The agency's safety director and chief engineer wanted to wait and fix the problem. But NASA Administrator Michael Griffin decided a July 1 launch is worth the added risk for several reasons.
``It's a difficult decision, highly technical, highly subtle, very subtle, involves lots of assessment of statistical risks," Griffin said in an interview. with The Associated Press. ``We spent weeks on this decision."
In engineering geek-speak, what they did is called ``risk analysis." In everyday life, it's making up your mind about seemingly ordinary things that could be deadly.
Humans have gone into space 717 times and 18 astronauts and cosmonauts have died doing it: the seven Challenger astronauts, the seven aboard Columbia, and four cosmonauts in two Soviet accidents. (The total does not include the three astronauts who died in a fire during a launch pad test aboard Apollo 1 in 1967.)
Discovery astronaut Mike Fossum described how his family is dealing with the risk: ``I have to look my wife in the eye. . . . We've had those discussions.
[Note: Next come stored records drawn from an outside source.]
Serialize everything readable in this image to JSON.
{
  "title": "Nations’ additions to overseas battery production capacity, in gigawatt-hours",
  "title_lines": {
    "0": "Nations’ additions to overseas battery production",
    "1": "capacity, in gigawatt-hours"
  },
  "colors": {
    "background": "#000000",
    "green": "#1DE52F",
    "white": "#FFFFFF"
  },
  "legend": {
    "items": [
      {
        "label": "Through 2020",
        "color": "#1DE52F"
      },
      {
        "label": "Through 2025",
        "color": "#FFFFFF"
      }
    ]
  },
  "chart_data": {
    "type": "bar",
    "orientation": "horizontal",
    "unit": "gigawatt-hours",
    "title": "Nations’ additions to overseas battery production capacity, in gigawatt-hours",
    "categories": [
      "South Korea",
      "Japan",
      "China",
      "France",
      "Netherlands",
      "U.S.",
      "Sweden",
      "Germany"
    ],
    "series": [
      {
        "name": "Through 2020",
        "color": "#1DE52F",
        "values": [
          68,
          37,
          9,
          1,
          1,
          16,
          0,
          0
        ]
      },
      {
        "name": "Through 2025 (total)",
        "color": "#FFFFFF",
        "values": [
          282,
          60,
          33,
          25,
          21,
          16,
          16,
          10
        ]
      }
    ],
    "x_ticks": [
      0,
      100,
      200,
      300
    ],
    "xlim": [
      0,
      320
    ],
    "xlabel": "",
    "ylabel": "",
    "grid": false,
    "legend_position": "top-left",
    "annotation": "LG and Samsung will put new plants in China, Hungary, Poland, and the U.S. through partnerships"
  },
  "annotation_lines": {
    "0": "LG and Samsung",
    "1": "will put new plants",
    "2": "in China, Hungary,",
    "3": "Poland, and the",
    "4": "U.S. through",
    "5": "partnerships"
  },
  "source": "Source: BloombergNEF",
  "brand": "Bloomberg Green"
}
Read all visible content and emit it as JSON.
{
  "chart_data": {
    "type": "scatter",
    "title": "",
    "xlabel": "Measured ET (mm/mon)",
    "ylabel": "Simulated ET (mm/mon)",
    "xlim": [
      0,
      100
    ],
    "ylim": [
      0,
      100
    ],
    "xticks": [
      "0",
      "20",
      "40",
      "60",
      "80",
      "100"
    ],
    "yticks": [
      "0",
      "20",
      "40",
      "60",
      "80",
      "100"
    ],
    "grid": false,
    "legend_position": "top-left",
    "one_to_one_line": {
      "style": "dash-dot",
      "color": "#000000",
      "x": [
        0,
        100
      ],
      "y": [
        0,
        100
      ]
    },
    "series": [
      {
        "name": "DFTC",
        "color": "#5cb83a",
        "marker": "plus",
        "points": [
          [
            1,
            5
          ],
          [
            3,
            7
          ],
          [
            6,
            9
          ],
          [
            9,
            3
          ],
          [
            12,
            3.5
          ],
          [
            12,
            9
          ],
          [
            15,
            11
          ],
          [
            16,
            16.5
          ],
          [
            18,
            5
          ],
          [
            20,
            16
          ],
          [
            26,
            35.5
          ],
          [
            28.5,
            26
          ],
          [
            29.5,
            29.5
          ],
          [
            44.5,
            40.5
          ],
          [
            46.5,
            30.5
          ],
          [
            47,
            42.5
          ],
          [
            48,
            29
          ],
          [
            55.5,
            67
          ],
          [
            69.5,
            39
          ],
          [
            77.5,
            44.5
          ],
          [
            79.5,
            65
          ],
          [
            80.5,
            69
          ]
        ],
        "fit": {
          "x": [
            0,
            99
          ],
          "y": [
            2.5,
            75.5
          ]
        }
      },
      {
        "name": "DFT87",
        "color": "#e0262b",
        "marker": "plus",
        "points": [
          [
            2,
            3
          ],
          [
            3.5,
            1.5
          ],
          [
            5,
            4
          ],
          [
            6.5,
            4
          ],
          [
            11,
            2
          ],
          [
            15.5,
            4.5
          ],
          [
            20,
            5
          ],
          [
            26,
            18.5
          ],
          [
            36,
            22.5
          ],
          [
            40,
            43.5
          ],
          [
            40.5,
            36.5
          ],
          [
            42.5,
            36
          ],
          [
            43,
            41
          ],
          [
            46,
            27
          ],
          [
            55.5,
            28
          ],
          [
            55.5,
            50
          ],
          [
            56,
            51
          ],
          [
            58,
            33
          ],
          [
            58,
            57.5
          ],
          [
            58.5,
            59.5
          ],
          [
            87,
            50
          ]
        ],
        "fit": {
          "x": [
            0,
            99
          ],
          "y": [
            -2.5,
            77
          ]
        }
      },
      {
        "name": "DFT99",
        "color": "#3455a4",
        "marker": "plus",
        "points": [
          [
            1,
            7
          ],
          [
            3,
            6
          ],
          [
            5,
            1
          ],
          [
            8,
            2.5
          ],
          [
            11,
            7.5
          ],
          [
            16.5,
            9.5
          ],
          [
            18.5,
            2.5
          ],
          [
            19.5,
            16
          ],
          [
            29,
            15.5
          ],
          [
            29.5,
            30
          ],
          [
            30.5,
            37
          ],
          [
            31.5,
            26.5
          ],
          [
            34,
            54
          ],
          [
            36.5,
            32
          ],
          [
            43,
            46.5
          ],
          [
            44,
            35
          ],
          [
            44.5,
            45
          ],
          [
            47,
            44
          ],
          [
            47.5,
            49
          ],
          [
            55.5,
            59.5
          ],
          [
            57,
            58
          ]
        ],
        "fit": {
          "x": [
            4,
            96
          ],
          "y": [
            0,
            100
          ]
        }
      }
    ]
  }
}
It's not one she is really comfortable with. It's not one anybody really is."
Fossum's crewmate Stephanie Wilson, who will be flying for the first time, joked that 1-in-100 odds are better than 1-in-99, but added, ``Seriously, all of us train for our mission, and we recognize there is a risk."
Michael Stamatelatos, who as director of safety and assurance requirements at NASA is the agency's risk guru, said that NASA's 1-in-100 odds for the loss of a vehicle and its crew should be taken with a grain of salt, because NASA used to say the chances were 1 in 7,000 until Challenger proved that to be overly optimistic.
He said there are too many uncertainties to say precisely what the odds might be this time.